Le Dialogue national inclusif et souverain (DNIS) au Tchad, entamé il y a plus d’un mois, s’est achevé le samedi 1er octobre 2022 à N’Djamena, par l’adoption par consensus de plusieurs mesures. La centaine de délégués ont décidé de la prolongation de deux ans de la période de Transition, censée se terminer le 20 octobre prochain et de l’augmentation des membres du Conseil national de Transition (CNT) pour inclure 45 représentants des mouvements rebelles présents.

Ils ont aussi accordé un mandat de cinq ans, renouvelable une seule fois au prochain président élu, qui ne devra modifier sous aucun prétexte la Constitution pour prétendre à un troisième mandat. Le président du Conseil militaire de Transition (CMT), le jeune général, Mahamat Idriss Déby Itno, à la tête du pays depuis la mort de son père le 20 avril 2021, a également reçu le feu vert des participants pour être candidat à la prochaine présidentielle. Quels enseignements peut-on tirer de ce dialogue national inclusif, dont l’objectif est de ramener définitivement la paix au Tchad, pays où les armes crépitent depuis son accession à l’indépendance ?

Le premier constat est que ce dialogue, qui devait ratisser large, n’a pas été à la hauteur des attentes. Un certain nombre d’organisations de la société civile et de partis politiques de l’opposition ont boycotté le DNIS. De même que les deux groupes rebelles les plus importants du pays, le Front pour l’alternance et la concorde au Tchad (FACT), à l’origine de l’offensive qui a coûté la vie à Idriss Déby et le Conseil de commandement militaire pour le salut de la République (CCMSR).

Ces deux entités n’avaient pas signé l’accord du pré-dialogue de Doha au Qatar. Tous accusent le général Déby de manœuvrer pour se maintenir au pouvoir, en dialoguant avec des personnalités proches de lui ou acquises à sa cause. Autrement dit, le DNIS est un moyen pour légitimer les ambitions du nouveau maitre du pays et des autres généraux qui l’accompagnent. Le chef du FACT, Mahamat Mahadi Ali, a réagi aux propositions du DNIS qui, à son avis, ne vont pas dans le sens de la volonté du peuple tchadien. Toute chose qui, à l’entendre, ne les amènera pas à renoncer à la lutte armée.

Dans ces conditions, on se demande comment ce dialogue, moins inclusif qu’il n’en donne l’air, peut contribuer à apaiser véritablement les cœurs et à jeter les bases d’un nouveau contrat social en terre tchadienne. Il semble plutôt confirmer les intentions prêtées au général Déby, à voir les conclusions des travaux. Le second enseignement à retenir, et il nourrit objectivement les inquiétudes de ses détracteurs, est que le général Déby n’a pas tenu sa parole d’organiser le dialogue, pour tourner la page de la Transition et mettre en place un régime démocratique et une alternance.
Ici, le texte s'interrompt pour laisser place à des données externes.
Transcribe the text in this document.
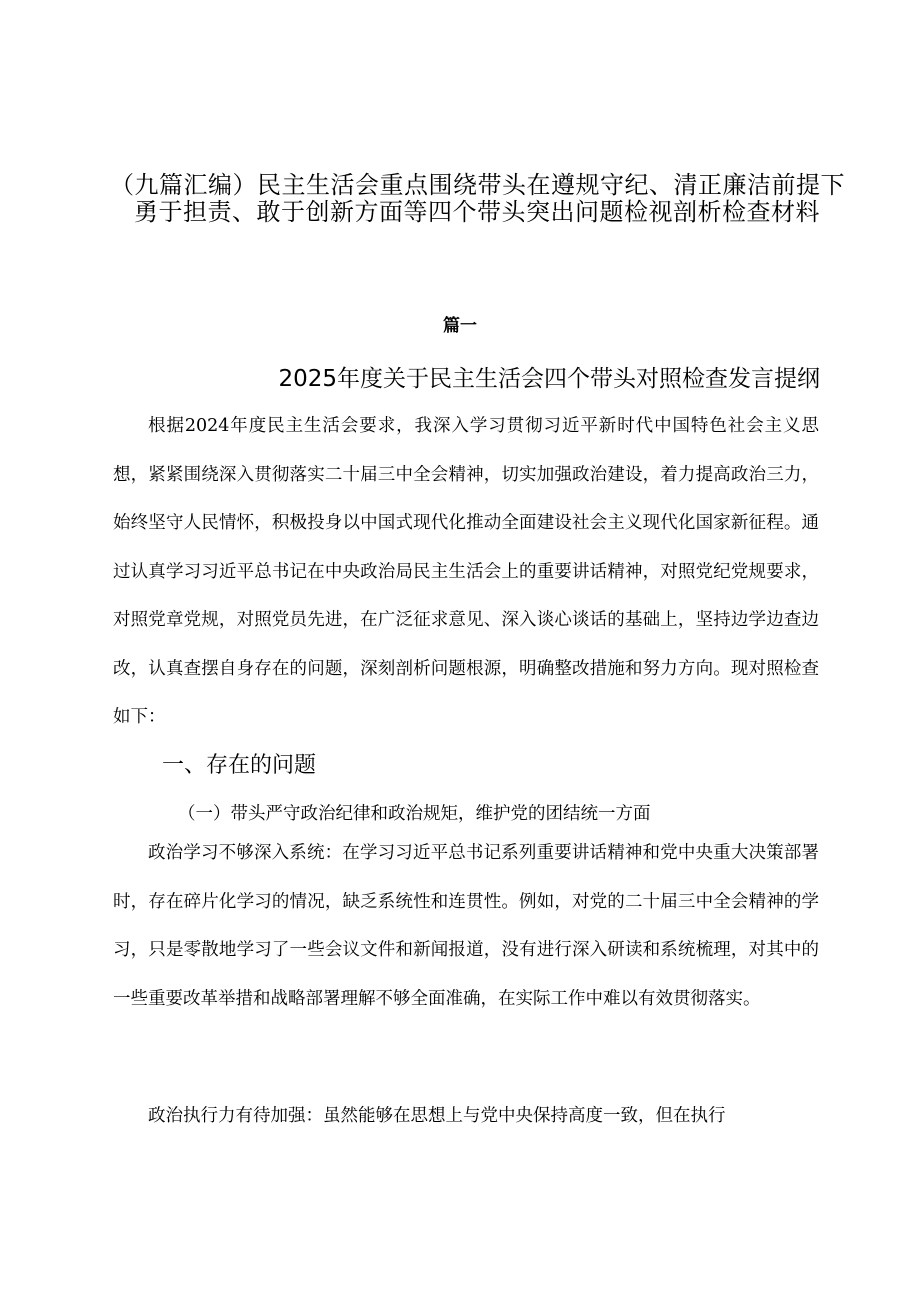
（九篇汇编）民主生活会重点围绕带头在遵规守纪、清正廉洁前提下
勇于担责、敢于创新方面等四个带头突出问题检视剖析检查材料
篇一
2025年度关于民主生活会四个带头对照检查发言提纲

根据2024年度民主生活会要求，我深入学习贯彻习近平新时代中国特色社会主义思想，紧紧围绕深入贯彻落实二十届三中全会精神，切实加强政治建设，着力提高政治三力，始终坚守人民情怀，积极投身以中国式现代化推动全面建设社会主义现代化国家新征程。通过认真学习习近平总书记在中央政治局民主生活会上的重要讲话精神，对照党纪党规要求，对照党章党规，对照党员先进，在广泛征求意见、深入谈心谈话的基础上，坚持边学边查边改，认真查摆自身存在的问题，深刻剖析问题根源，明确整改措施和努力方向。现对照检查如下：

一、存在的问题
（一）带头严守政治纪律和政治规矩，维护党的团结统一方面

政治学习不够深入系统：在学习习近平总书记系列重要讲话精神和党中央重大决策部署时，存在碎片化学习的情况，缺乏系统性和连贯性。例如，对党的二十届三中全会精神的学习，只是零散地学习了一些会议文件和新闻报道，没有进行深入研读和系统梳理，对其中的一些重要改革举措和战略部署理解不够全面准确，在实际工作中难以有效贯彻落实。

政治执行力有待加强：虽然能够在思想上与党中央保持高度一致，但在执行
S’il affiche une volonté manifeste de changer les réalités dans son pays, le président du CMT laisse libre cours à toutes les spéculations, en acceptant que sa candidature au futur scrutin présidentiel soit possible. Cette démarche est de nature à biaiser le processus de Transition et conforte dans leurs positions, tous ceux qui le soupçonnent de vouloir monopoliser le pays. A la lumière des conclusions du DNIS, on peut se risquer à dire que le général Déby œuvre visiblement à conserver les clés du palais présidentiel. Ce haut gradé aurait voulu s’y prendre autrement, qu’il allait jouer à l’arbitre et s’éclipser par la suite, au lieu d’adopter une posture partisane et dominante.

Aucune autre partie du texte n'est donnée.